True, that does not mean the United States Administration will immediately train its guns on Pakistan, declare it a pariah state and attempt to treat it as it does Iran or even Venezuela. However, it is difficult to see how public pressure and congressional scrutiny will make it easy to provide Pakistan more aid and not push the US State Department to talk tough.
The Americans are going to adopt a two-track approach. On the face of it, Pakistan will continue to remain a valued ally. Behind closed doors, they will be speaking another language, and making several contingency plans. Is this a model for India?
It could be said there is no harm done continuing anodyne talks with Pakistan. This serves little purpose but, at the same time, concedes little ground. Perhaps; nevertheless there has to be an iron fist inside the velvet glove. The Headley confession is too important to be brushed under the carpet. In any future talks with Indian interlocutors, Pakistan’s Government has to account for the conspiracy that has unravelled in Chicago. It is required to tell India what it is doing with the ISI officers Headley has mentioned.
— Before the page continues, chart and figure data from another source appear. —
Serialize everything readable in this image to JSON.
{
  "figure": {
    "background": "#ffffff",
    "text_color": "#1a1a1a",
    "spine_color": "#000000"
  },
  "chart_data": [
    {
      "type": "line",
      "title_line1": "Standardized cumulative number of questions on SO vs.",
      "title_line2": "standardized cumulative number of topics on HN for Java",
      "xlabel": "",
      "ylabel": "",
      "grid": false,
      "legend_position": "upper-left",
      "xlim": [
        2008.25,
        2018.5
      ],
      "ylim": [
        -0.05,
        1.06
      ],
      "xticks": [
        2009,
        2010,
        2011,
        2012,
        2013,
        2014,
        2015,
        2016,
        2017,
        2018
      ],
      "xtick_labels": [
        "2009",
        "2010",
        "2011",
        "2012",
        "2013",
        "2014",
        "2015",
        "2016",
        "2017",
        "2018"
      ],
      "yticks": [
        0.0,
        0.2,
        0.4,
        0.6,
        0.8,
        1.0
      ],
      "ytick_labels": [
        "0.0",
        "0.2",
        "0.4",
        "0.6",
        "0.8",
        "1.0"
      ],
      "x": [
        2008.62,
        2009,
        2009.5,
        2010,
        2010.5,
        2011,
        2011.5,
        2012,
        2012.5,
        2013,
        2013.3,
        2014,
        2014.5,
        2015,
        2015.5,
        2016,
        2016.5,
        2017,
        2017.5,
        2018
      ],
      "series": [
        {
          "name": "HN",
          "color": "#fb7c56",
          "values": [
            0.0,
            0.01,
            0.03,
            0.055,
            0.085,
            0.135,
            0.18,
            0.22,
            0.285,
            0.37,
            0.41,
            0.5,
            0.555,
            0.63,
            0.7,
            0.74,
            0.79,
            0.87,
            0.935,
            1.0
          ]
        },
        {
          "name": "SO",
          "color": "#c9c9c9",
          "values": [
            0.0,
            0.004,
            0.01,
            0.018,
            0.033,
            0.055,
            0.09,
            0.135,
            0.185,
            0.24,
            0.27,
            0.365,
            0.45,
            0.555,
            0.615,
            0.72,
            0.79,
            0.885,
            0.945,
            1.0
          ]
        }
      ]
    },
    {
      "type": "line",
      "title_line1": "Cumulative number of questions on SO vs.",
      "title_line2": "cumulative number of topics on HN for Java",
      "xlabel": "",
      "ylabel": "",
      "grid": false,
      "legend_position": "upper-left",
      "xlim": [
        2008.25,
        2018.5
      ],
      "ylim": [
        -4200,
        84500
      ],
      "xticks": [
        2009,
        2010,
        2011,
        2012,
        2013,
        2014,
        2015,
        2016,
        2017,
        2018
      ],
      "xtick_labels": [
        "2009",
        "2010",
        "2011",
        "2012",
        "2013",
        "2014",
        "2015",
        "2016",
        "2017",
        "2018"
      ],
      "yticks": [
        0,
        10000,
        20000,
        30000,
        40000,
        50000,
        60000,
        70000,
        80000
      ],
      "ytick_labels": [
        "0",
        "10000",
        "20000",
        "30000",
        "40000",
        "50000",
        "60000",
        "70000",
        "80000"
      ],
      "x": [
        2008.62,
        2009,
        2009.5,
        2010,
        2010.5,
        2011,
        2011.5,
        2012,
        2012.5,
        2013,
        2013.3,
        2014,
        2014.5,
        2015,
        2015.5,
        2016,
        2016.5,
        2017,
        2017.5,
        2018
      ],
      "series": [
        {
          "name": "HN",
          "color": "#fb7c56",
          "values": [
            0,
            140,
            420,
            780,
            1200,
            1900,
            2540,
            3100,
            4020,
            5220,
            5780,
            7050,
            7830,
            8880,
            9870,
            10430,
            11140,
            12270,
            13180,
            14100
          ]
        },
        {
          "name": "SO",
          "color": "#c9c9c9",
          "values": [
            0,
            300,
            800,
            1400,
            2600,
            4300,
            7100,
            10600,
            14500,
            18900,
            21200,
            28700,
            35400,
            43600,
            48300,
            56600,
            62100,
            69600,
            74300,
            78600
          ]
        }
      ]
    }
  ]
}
As Pakistan’s closest neighbour, India also needs to present the international community two medium-term non-negotiables. First, as an institution the ISI is beyond redemption. Its dismantling is essential for regional and global security. It has to be treated at par with the SS or the Stasi.
It is not enough to argue the ISI has had some thoroughly professional officers and even chiefs. Markus Wolf, legendary head of the East German Stasi, was one of history’s great spymasters. That did not stop him from leading a gang of thugs.
Second, the close relationship between the ISI and the LeT is a pointer to creeping Islamist access to nuclear weapons. At the very least, some sort of multilateral oversight of Pakistan’s nuclear facilities is now imperative. If a full-scale and immediate denuclearisation of Pakistan is not feasible, then at least a half-way house needs to be found.
It is a fair expectation the world will listen to these suggestions more than it would have in, say, 2001. This is not just due to Headley. In the past 10 years, the locus of international jihad has moved further and further from the Arabian Peninsula. The world community’s number one nightmare is no longer an extremist overthrow of the Saudi royal family. It is an Islamist occupation of the Pakistani heartland, with the LeT-ISI and the Tehreek-e-Taliban competing for supremacy.
Pakistan can congratulate itself. It has fulfilled Hitler’s dreams; it has become the jihadi Lebensraum.